To use the UK Biobank secure online repository services a researcher must
This webpage details the means by which bulk data held by UK Biobank can be accessed and manipulated once access has been approved.
Some of the UKB utilities are supplied pre-compiled for both MS-Windows and Linux systems. The MS-Windows utilities have the suffix .exe however the explanations given in this guide omit this for generality. All the utility programs are command-line, so Windows versions are best run from a Command Prompt window, and Linux versions are best run directly from a Terminal.
The repository consists of a pair of mirrored systems each connected to the UK JANET network by independent links. The system names are:
To analyse a particular bulk data file, a copy must be retrieved from the repository using the ukbfetch utility. This program can be obtained from the download section of the UK showcase website.
The ukbconv utility, downloadable similarly, can be used to produce lists of all the Bulk data-files included in an application.
ukbfetch -eperson_id -ddataset_name -bbatch_file [-aauthentication_keyfile] [-v]where the flags are as follows:
-a | Specifies the authentication keyfile containing application ID and truncated password. This is an optional flag and is not required if the default authentication file name (.ukbkey) has been used. |
---|---|
-b | Specifies a batch file containing participant-ID and data-file ID pairs, for retrieving multiple data-files at once. Details on creating a batch file are given in Section 3 below. |
-d | Specifies a single data-file ID to be retrieved. |
-e | Specifies a single paticipant ID to be retrieved. |
-h | Shows a basic help message. |
-m | Specifies that only the first N data-files listin a batch-file should be retrieved (entered as -mN, e.g. -m20). |
-o | Specifies an alternate name for the output logfile. |
-s | Specifies line N> as the starting point for retrieving data-files listed in a batch file (entered as -sN, e.g. -s50) |
-v | Specifies that output should be verbose (useful for tracing errors). |
Either both -d and -e must be present, or -b alone must be present.

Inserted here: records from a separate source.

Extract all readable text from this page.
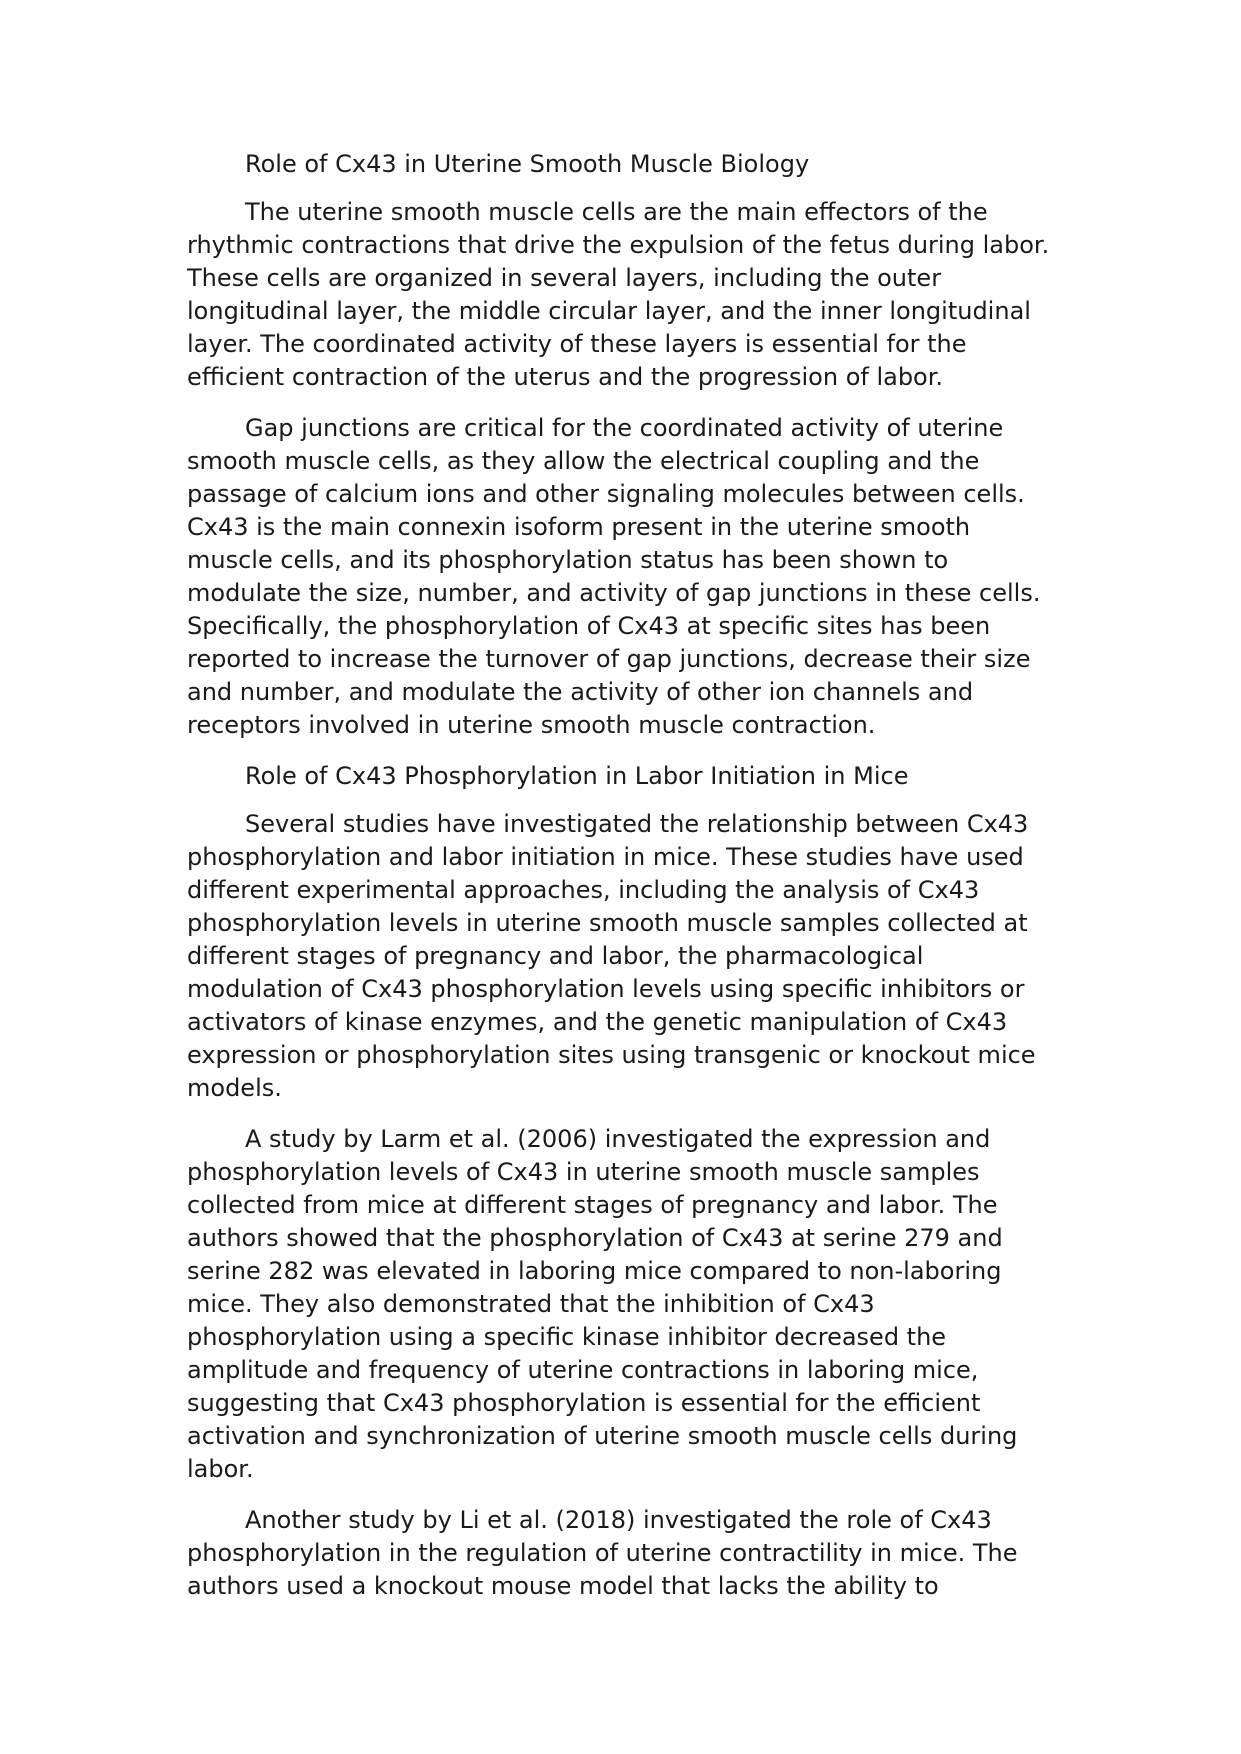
Role of Cx43 in Uterine Smooth Muscle Biology

The uterine smooth muscle cells are the main effectors of the
rhythmic contractions that drive the expulsion of the fetus during labor.
These cells are organized in several layers, including the outer
longitudinal layer, the middle circular layer, and the inner longitudinal
layer. The coordinated activity of these layers is essential for the
efficient contraction of the uterus and the progression of labor.

Gap junctions are critical for the coordinated activity of uterine
smooth muscle cells, as they allow the electrical coupling and the
passage of calcium ions and other signaling molecules between cells.
Cx43 is the main connexin isoform present in the uterine smooth
muscle cells, and its phosphorylation status has been shown to
modulate the size, number, and activity of gap junctions in these cells.
Specifically, the phosphorylation of Cx43 at specific sites has been
reported to increase the turnover of gap junctions, decrease their size
and number, and modulate the activity of other ion channels and
receptors involved in uterine smooth muscle contraction.

Role of Cx43 Phosphorylation in Labor Initiation in Mice

Several studies have investigated the relationship between Cx43
phosphorylation and labor initiation in mice. These studies have used
different experimental approaches, including the analysis of Cx43
phosphorylation levels in uterine smooth muscle samples collected at
different stages of pregnancy and labor, the pharmacological
modulation of Cx43 phosphorylation levels using specific inhibitors or
activators of kinase enzymes, and the genetic manipulation of Cx43
expression or phosphorylation sites using transgenic or knockout mice
models.

A study by Larm et al. (2006) investigated the expression and
phosphorylation levels of Cx43 in uterine smooth muscle samples
collected from mice at different stages of pregnancy and labor. The
authors showed that the phosphorylation of Cx43 at serine 279 and
serine 282 was elevated in laboring mice compared to non-laboring
mice. They also demonstrated that the inhibition of Cx43
phosphorylation using a specific kinase inhibitor decreased the
amplitude and frequency of uterine contractions in laboring mice,
suggesting that Cx43 phosphorylation is essential for the efficient
activation and synchronization of uterine smooth muscle cells during
labor.

Another study by Li et al. (2018) investigated the role of Cx43
phosphorylation in the regulation of uterine contractility in mice. The
authors used a knockout mouse model that lacks the ability to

As an example, suppose the authentication keyfile
.ukbkey exists, then to retrieve datafile
6025_1_0 for person 829423 enter the following:
ukbfetch -e829423 -d6025_1_0which will create the file 829423_6025_1_0.typ on the local disk, where typ is an extension appropriate to the type of file. On failure the program will output an error message.

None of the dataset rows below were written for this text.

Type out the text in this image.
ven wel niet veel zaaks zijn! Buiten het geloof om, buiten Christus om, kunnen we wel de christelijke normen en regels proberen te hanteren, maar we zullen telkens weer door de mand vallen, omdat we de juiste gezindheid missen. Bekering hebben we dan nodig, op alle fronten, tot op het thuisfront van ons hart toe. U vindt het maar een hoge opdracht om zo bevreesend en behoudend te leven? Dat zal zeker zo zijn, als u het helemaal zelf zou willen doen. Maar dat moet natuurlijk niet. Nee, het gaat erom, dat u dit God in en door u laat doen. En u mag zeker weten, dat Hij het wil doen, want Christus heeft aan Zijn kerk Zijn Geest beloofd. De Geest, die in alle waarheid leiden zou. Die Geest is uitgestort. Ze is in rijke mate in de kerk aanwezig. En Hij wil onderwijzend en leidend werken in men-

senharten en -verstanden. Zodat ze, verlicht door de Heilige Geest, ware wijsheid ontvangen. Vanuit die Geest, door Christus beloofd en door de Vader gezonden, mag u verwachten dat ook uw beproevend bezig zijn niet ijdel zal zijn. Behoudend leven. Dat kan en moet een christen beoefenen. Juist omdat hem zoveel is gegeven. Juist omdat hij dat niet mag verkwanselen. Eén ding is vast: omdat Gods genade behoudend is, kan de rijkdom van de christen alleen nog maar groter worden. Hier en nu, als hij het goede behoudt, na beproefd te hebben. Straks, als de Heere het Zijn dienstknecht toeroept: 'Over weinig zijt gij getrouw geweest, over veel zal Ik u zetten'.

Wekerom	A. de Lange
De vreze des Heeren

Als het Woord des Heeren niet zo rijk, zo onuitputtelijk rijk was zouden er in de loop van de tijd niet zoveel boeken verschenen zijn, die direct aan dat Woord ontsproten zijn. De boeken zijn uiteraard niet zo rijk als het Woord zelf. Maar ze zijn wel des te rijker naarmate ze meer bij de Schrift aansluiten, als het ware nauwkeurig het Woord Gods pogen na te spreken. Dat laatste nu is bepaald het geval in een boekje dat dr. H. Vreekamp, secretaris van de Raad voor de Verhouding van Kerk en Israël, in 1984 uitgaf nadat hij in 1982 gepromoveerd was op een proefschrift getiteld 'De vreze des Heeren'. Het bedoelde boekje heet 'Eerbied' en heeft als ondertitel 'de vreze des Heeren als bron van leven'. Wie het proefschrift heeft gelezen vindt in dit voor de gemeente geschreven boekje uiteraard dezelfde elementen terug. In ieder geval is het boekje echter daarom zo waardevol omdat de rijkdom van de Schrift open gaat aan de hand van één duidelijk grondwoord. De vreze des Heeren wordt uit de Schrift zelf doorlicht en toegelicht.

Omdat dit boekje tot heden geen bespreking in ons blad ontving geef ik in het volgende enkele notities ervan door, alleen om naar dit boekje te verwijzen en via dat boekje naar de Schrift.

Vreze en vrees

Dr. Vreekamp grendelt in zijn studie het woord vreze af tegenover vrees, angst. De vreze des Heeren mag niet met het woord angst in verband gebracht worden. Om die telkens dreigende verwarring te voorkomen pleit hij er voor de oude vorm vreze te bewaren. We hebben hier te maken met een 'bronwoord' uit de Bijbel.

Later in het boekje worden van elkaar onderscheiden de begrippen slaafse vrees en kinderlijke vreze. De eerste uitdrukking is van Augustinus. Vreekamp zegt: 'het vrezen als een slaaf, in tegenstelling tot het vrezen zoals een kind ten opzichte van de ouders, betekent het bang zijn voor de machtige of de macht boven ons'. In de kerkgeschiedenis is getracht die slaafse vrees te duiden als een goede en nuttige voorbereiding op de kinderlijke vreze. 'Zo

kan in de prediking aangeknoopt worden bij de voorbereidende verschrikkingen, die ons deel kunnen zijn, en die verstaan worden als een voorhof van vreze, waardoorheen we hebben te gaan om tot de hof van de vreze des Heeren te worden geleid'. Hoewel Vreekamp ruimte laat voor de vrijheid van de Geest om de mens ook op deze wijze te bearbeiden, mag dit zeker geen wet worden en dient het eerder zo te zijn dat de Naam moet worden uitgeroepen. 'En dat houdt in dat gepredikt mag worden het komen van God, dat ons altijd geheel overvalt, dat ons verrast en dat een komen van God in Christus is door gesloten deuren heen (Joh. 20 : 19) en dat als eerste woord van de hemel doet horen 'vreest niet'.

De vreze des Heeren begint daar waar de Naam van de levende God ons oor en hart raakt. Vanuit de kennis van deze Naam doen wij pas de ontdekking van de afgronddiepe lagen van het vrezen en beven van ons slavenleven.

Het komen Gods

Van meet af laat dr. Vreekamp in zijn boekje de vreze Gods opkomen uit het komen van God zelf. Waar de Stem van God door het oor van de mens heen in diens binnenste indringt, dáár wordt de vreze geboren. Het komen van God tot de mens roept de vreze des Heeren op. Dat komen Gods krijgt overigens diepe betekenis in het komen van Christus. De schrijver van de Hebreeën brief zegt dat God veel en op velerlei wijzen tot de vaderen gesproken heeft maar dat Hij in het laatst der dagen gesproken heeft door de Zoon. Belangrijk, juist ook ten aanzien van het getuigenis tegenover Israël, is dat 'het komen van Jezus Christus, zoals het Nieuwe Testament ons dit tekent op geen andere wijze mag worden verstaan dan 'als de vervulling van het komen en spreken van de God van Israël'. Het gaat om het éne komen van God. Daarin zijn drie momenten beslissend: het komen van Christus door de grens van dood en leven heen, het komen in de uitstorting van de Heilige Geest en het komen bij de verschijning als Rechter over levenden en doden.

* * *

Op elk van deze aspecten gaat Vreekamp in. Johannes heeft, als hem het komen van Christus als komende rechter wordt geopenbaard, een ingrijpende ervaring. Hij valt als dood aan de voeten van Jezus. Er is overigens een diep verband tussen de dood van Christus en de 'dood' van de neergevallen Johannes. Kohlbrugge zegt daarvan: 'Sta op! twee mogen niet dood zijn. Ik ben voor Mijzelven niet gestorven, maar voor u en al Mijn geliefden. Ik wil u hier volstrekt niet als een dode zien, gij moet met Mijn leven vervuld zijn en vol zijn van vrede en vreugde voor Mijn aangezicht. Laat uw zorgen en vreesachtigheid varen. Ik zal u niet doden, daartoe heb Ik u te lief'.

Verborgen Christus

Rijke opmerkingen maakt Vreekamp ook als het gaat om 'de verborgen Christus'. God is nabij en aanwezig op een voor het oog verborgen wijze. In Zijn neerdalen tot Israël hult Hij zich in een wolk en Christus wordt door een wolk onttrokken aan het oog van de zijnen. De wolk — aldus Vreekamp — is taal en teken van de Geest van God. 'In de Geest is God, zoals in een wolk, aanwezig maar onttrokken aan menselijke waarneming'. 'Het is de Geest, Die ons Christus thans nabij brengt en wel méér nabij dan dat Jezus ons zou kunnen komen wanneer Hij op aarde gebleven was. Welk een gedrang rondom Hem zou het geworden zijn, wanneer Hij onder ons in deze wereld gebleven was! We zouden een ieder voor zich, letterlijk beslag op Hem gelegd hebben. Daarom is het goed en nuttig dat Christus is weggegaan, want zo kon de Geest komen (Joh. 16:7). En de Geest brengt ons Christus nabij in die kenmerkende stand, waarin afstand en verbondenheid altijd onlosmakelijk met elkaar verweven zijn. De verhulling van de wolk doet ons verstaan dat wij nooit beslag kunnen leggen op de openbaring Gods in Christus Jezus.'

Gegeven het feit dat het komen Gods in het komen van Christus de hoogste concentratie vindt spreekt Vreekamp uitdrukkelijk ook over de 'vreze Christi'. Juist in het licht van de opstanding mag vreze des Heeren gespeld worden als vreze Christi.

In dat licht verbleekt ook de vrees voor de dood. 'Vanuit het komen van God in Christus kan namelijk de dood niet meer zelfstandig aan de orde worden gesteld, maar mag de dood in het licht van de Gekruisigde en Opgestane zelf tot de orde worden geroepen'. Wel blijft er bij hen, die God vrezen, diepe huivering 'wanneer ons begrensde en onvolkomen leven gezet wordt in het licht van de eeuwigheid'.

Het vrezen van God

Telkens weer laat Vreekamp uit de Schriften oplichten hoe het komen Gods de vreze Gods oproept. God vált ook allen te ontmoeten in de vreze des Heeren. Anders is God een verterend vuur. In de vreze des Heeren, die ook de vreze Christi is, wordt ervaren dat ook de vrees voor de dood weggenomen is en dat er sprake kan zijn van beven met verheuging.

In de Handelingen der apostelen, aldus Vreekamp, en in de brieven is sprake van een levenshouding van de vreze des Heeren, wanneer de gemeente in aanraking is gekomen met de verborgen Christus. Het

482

Note that ukbfetch will exit if it attempts to download a datafile to a disk location with insufficient space. Once access has been granted, individual files may be downloaded an unlimited number of times, so we suggest that researchers delete each file once they have finished analysing it.
829423 6025_0_0 829582 6025_1_1 829582 21012_0_2 |
then entering
ukbfetch -binput.txtwould instruct ukbfetch to retrieve the three datafiles listed. The names of the files retrieved will be saved as a list in the file fetched.lis which can be used as an input file to produce worklists for analysis programs (successive runs will over-write this file, so use the -o option to specify alternative names if you wish to keep the files).

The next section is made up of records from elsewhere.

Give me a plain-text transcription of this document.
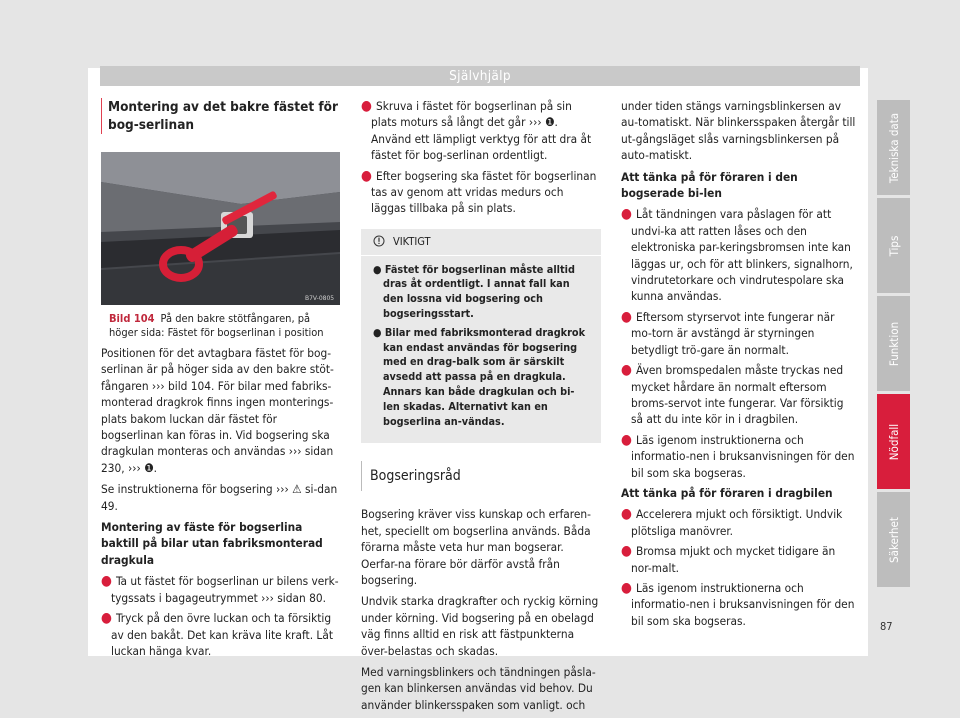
Självhjälp
Montering av det bakre fästet för bog-serlinan
B7V-0805

Bild 104 På den bakre stötfångaren, på höger sida: Fästet för bogserlinan i position

Positionen för det avtagbara fästet för bog-serlinan är på höger sida av den bakre stöt-fångaren ››› bild 104. För bilar med fabriks-monterad dragkrok finns ingen monterings-plats bakom luckan där fästet för bogserlinan kan föras in. Vid bogsering ska dragkulan monteras och användas ››› sidan 230, ››› ❶.

Se instruktionerna för bogsering ››› ⚠ si-dan 49.

Montering av fäste för bogserlina baktill på bilar utan fabriksmonterad dragkula

● Ta ut fästet för bogserlinan ur bilens verk-tygssats i bagageutrymmet ››› sidan 80.

● Tryck på den övre luckan och ta försiktig av den bakåt. Det kan kräva lite kraft. Låt luckan hänga kvar.

● Skruva i fästet för bogserlinan på sin plats moturs så långt det går ››› ❶. Använd ett lämpligt verktyg för att dra åt fästet för bog-serlinan ordentligt.

● Efter bogsering ska fästet för bogserlinan tas av genom att vridas medurs och läggas tillbaka på sin plats.

VIKTIGT

● Fästet för bogserlinan måste alltid dras åt ordentligt. I annat fall kan den lossna vid bogsering och bogseringsstart.

● Bilar med fabriksmonterad dragkrok kan endast användas för bogsering med en drag-balk som är särskilt avsedd att passa på en dragkula. Annars kan både dragkulan och bi-len skadas. Alternativt kan en bogserlina an-vändas.

Bogseringsråd

Bogsering kräver viss kunskap och erfaren-het, speciellt om bogserlina används. Båda förarna måste veta hur man bogserar. Oerfar-na förare bör därför avstå från bogsering.

Undvik starka dragkrafter och ryckig körning under körning. Vid bogsering på en obelagd väg finns alltid en risk att fästpunkterna över-belastas och skadas.

Med varningsblinkers och tändningen påsla-gen kan blinkersen användas vid behov. Du använder blinkersspaken som vanligt. och

under tiden stängs varningsblinkersen av au-tomatiskt. När blinkersspaken återgår till ut-gångsläget slås varningsblinkersen på auto-matiskt.

Att tänka på för föraren i den bogserade bi-len

● Låt tändningen vara påslagen för att undvi-ka att ratten låses och den elektroniska par-keringsbromsen inte kan läggas ur, och för att blinkers, signalhorn, vindrutetorkare och vindrutespolare ska kunna användas.

● Eftersom styrservot inte fungerar när mo-torn är avstängd är styrningen betydligt trö-gare än normalt.

● Även bromspedalen måste tryckas ned mycket hårdare än normalt eftersom broms-servot inte fungerar. Var försiktig så att du inte kör in i dragbilen.

● Läs igenom instruktionerna och informatio-nen i bruksanvisningen för den bil som ska bogseras.

Att tänka på för föraren i dragbilen

● Accelerera mjukt och försiktigt. Undvik plötsliga manövrer.

● Bromsa mjukt och mycket tidigare än nor-malt.

● Läs igenom instruktionerna och informatio-nen i bruksanvisningen för den bil som ska bogseras.

Tekniska data
Tips
Funktion
Nödfall
Säkerhet
87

Lines beginning with # in a batch file will be ignored - this may be used to embed comments.
Note that no more than 50,000 files can be retrieved on a single run of ukbfetch, however researchers may run multiple instances of ukbfetch simultaneously using different input files.
To facilitate producing lists of datafiles, the ukbconv utility has an option to output "bulk" format which can be loaded directly by ukbfetch. This produces a single file containing all the datafile names - if this exceeds 50,000 lines then the -s and -n flags will need to be used with ukbfetch.
Please be aware that, because the files are encrypted in transit (and decrypted only on receipt), receiving multiple streams of them simultaneously may stress your local system and actually result in decreased throughput overall.
To generate a list of datafiles (to be fetched) for field 145, enter the command
ukbconv ukb789.enc_ukb bulk -s145which will output the file ukb789.bulk. To fetch the datafiles listed in ukb789.bulk, create a .ukbkey file containing
789 c3d4a1b2c3d4a1b2c3d4a1b2c3d4a1b2c3d4a1b2c3d4a1b2c3d4a1b2c3d4a1b2c3d4 |
and enter the command
ukbfetch -bukb789.bulkwhich will connect to the repository and download copies of the information. The names of the successfully fetched datafiles will be outputted to in the logfile fetched.lis.
Note: If the ukb789.bulk file contained 2300 lines (i.e. more than 1000), then the data could be retrieved using the following set of commands
ukbfetch -bukb789.bulk -s1 -n800 -of1 ukbfetch -bukb789.bulk -s801 -n800 -of2 ukbfetch -bukb789.bulk -s1601 -n700 -of3The end result would be 2300 datafiles (assuming sufficient disk-space) in the current directory, accompanied by the output logfiles f1.lis, f2.lis and f3.lis.